On Friday of last week, the Polish parliament rushed through a new national law that would ban media outlets owned by non-Europeans. Many critics claim that the legislation targets the American-owned Discovery media group. Discovery controls Polish broadcaster TVN Group, whose popular news network show, TVN24, has openly criticized Poland’s ruling right-wing Law and Justice party.

When addressing the legislation, a spokesperson for the European Commission shared that this bill “may lead to limitation of media freedom in Poland, where the media landscape already suffers under growing politicization.” Discovery has also come forward with a statement, calling the bill an “attack” on freedom of speech and claiming that it threatens the future of independent media in Poland. Over this past weekend, masses of protestors gathered across Poland to decry the legislation.

According to Reuters, TVN also launched an online petition on Sunday to encourage Polish president Andrzej Duda to veto the bill. A portion of the petition reads, “The attack on media freedom has far-reaching consequences for the future of Poland…Mutual relations with the USA, the greatest ally and guarantor of our country’s security, are being destroyed. We cannot allow it!” In a country of 38 million people, over 2 million have already signed the petition. Government backers of the bill have shared that the necessity for the bill comes from the fear of state-controlled broadcasters from countries like Russia and China.

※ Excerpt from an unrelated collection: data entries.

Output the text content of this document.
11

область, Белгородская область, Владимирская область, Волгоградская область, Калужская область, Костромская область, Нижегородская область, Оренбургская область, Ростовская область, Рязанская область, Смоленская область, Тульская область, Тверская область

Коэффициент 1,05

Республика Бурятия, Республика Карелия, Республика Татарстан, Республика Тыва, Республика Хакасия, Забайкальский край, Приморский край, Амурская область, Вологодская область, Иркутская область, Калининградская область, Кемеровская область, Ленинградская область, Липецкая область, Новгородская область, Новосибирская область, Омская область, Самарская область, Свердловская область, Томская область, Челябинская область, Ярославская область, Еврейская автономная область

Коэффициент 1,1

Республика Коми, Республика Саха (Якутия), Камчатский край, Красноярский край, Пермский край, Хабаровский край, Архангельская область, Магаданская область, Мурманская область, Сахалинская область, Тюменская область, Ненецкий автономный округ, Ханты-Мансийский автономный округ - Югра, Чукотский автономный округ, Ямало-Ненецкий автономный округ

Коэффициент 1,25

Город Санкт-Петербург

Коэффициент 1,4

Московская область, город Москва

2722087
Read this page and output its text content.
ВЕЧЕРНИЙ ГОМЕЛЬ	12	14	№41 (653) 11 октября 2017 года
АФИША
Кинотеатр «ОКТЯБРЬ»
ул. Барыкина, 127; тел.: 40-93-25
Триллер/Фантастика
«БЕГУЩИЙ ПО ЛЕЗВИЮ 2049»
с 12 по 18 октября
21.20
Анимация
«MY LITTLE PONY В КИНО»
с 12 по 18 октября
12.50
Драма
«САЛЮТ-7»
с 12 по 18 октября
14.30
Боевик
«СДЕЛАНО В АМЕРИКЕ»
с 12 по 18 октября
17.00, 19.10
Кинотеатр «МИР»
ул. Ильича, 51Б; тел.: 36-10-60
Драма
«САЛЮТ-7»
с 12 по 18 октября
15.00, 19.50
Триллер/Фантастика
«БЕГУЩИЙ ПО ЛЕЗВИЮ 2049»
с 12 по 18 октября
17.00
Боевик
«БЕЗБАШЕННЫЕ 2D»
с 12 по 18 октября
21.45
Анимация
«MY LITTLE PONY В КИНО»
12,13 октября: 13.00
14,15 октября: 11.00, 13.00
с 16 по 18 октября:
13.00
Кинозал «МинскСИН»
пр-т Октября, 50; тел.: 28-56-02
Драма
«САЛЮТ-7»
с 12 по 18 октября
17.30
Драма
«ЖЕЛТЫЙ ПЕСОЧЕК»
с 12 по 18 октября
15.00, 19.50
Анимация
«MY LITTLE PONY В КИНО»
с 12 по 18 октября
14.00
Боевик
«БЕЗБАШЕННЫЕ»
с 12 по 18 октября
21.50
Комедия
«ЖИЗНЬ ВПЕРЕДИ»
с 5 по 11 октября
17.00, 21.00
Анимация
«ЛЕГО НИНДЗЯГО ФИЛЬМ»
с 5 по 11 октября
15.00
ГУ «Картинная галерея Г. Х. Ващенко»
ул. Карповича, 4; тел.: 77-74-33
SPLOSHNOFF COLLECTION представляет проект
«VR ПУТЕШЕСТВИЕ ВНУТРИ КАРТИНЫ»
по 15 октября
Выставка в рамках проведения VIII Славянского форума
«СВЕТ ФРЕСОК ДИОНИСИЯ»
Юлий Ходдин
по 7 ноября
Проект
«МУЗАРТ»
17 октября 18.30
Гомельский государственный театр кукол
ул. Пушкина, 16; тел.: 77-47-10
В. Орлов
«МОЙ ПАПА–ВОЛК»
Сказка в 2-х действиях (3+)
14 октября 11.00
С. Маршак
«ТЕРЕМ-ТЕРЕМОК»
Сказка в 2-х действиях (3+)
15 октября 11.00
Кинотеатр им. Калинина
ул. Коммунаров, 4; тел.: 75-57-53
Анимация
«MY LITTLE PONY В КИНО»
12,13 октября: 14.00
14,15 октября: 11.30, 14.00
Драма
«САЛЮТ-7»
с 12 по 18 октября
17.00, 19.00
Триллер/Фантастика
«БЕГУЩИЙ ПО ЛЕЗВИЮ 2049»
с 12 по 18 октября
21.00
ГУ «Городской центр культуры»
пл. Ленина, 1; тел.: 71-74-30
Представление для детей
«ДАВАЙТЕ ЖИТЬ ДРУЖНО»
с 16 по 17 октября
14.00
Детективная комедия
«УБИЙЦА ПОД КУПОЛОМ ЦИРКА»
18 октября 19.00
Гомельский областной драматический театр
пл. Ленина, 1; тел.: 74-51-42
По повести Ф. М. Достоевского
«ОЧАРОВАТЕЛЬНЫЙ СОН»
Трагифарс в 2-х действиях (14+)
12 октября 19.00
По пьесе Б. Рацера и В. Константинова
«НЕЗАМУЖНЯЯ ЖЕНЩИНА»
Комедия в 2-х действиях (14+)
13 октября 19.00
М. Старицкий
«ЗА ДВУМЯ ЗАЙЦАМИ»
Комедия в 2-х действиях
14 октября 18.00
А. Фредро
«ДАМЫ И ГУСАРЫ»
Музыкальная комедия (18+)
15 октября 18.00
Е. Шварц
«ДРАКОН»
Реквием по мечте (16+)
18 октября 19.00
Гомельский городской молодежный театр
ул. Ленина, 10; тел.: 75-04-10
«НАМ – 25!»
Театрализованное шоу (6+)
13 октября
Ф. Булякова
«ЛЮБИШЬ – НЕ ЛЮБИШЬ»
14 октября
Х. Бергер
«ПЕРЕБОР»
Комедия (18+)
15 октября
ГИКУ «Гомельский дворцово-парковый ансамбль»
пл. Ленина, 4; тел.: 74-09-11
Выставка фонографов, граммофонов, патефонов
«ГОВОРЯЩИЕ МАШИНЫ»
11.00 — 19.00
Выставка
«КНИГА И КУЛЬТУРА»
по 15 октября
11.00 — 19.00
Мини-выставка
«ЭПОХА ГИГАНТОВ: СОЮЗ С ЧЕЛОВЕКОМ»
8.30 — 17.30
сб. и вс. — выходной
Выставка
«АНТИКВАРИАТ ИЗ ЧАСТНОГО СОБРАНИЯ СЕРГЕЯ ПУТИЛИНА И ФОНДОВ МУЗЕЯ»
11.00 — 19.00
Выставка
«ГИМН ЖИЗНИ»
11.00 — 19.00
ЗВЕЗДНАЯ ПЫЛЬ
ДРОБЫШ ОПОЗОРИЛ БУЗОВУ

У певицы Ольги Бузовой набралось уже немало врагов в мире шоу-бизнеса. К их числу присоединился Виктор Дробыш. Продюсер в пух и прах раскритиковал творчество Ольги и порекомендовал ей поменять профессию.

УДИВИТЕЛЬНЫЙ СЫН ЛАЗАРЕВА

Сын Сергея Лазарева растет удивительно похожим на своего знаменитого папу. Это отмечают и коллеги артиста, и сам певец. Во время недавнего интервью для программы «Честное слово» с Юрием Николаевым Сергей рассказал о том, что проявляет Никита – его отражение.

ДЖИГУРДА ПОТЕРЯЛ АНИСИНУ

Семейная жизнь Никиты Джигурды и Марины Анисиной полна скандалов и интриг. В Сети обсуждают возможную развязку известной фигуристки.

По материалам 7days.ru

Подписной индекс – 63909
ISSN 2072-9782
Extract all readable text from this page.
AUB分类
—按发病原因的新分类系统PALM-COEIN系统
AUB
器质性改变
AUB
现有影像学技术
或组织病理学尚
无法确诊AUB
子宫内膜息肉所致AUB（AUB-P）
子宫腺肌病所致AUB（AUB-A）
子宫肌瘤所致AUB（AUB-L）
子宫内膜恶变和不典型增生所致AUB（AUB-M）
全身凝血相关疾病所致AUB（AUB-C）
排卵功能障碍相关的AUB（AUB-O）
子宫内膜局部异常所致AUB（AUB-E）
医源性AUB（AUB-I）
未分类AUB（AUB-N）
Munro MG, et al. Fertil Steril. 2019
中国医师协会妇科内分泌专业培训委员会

History is full of precedents that show how infringing on freedom of the press hampers democracy. So far, it seems as though the European Union has come forth with rhetoric but no clear plans of action. Moving forward, it is difficult to predict if calls from the European Commission or the TVN petition will likely change Duda’s decision to veto the bill or not. In a wider context, many European countries have seen a large shift of power to more right-wing political groups within the past five years. Given these developments, it makes it more unpredictable how other Europeans may react to the passing of this legislation, should it occur. Additionally, it is important to note that this legislation is also coming forward during a time when Russia’s presence is steadily growing around its shared border with Ukraine. Just as the spokesperson for the European Commission claimed, the world will closely follow the situation.